Холодно! На втором курсе как-то поехали встречать Новый год к Аслану на малую родину и этот потомок джигитов повёз нас в дальний аул — показывать старинную осетинскую башню, возведённую основателем его рода. В джипе было жарко, все раскраснелись от автомобильной печки и «горячительного», я тогда стянул куртку и остался во фланелевой пропотелой рубашке. И в таком виде вылез осматривать кавказскую достопримечательность, сразу же провалившись в засыпанный снегом кювет метровой глубины. Как мне потом сказали, ветер тогда был не сильный для тех мест и мороз «всего» в минус семнадцать по Цельсию… Но холодр-р-р-р-рыга пробрала такая же, как и сейчас.

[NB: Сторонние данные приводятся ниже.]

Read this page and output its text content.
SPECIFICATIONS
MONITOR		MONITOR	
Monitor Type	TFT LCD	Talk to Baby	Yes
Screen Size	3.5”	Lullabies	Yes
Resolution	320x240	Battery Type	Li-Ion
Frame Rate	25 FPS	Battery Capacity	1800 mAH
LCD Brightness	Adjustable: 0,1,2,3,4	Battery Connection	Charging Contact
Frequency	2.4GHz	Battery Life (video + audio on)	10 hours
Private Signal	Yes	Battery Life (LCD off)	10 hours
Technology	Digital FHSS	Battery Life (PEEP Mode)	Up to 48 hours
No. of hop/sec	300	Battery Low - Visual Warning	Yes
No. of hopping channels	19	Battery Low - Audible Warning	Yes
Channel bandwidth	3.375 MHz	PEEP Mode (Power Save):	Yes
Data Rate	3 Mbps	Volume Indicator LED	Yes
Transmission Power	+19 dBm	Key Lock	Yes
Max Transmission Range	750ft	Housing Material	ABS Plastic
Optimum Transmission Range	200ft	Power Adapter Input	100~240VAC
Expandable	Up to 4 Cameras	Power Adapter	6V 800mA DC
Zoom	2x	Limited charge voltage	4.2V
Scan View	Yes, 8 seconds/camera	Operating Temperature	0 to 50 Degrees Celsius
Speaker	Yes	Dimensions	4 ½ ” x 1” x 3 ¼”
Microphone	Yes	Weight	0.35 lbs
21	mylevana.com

Но тогда я не валялся навзничь, тупо пялясь в серое предрассветное небо. И какая-то сволочь не пинала пол рёбра сапогом, ругаясь… На плохом чешском?!
Выходит, я в Чехии, то есть в Богемии. Ну да, я же очутился тут, непонятным образом перенесясь в минувшую весну тыща трёхсотого года. Месяца через два с небольшим можно годовщину отмечать, да… Вот только не уверен, что доживу до годовщины: хмырь в надетой поверх кольчуги волчьей безрукавке требует немедленно подниматься и шагать в дьяволову задницу («тойфель» — это вроде как «чёрт» по-немецки?), а не то пожалею. При этом пинается с энтузиазмом, кроя «дерьмом» и «славянской свинособакой». Ругается, кстати, на дойче, поц-рыцарь недоделанный. Ну да, я такое в кино видел: «Рус Иван, хенде хох, нах плен ком-ком-шнелле!». Хириновая сувинира, как говорят самураи. Преодолевая боль в окоченевшем теле, сажусь прямо на снегу, опираюсь на руки, чтобы встать — и тут же, вскрикнув от резкой боли падаю назад. Снова германоязычная ругань, сильный пинок — на сей раз в бедро — и выведенный из терпения фриц извлекает из ножен курцшверт.
Не надо мне такого «счастья», у меня ещё в трактире люди не кормлены и Дашка невенчана (и до венчания ни-ни, здесь с этим строго!), а тут того и гляди прирежут, как порося. Болит в груди, ещё сильнее — под левым плечом. Переваливаюсь на правый бок, тут же отхватывая пинок по заднице — хорошо хоть не по почкам зарядил, гад фашистский! — и, опираясь исключительно на правую руку, всё-таки медленно и печально поднимаюсь на ноги. Блин горелый, какая-то сволочь уже увела мои многострадальные белорусские берцы и теперь ступни обмотаны только полуразмотавшимися несвежими портянками. Да и из одежды на мне остались только замаранные чьей-то кровью суконные зимние порты с полотняными подштанниками внизу и чёрная футболка с эмблемой RAF — пистолетом-пулемётом на фоне красной звезды — последнее материальное напоминание о будущем мире. Всё остальное моё имущество злые люди уже подло прихватизировали, пока я валялся без памяти.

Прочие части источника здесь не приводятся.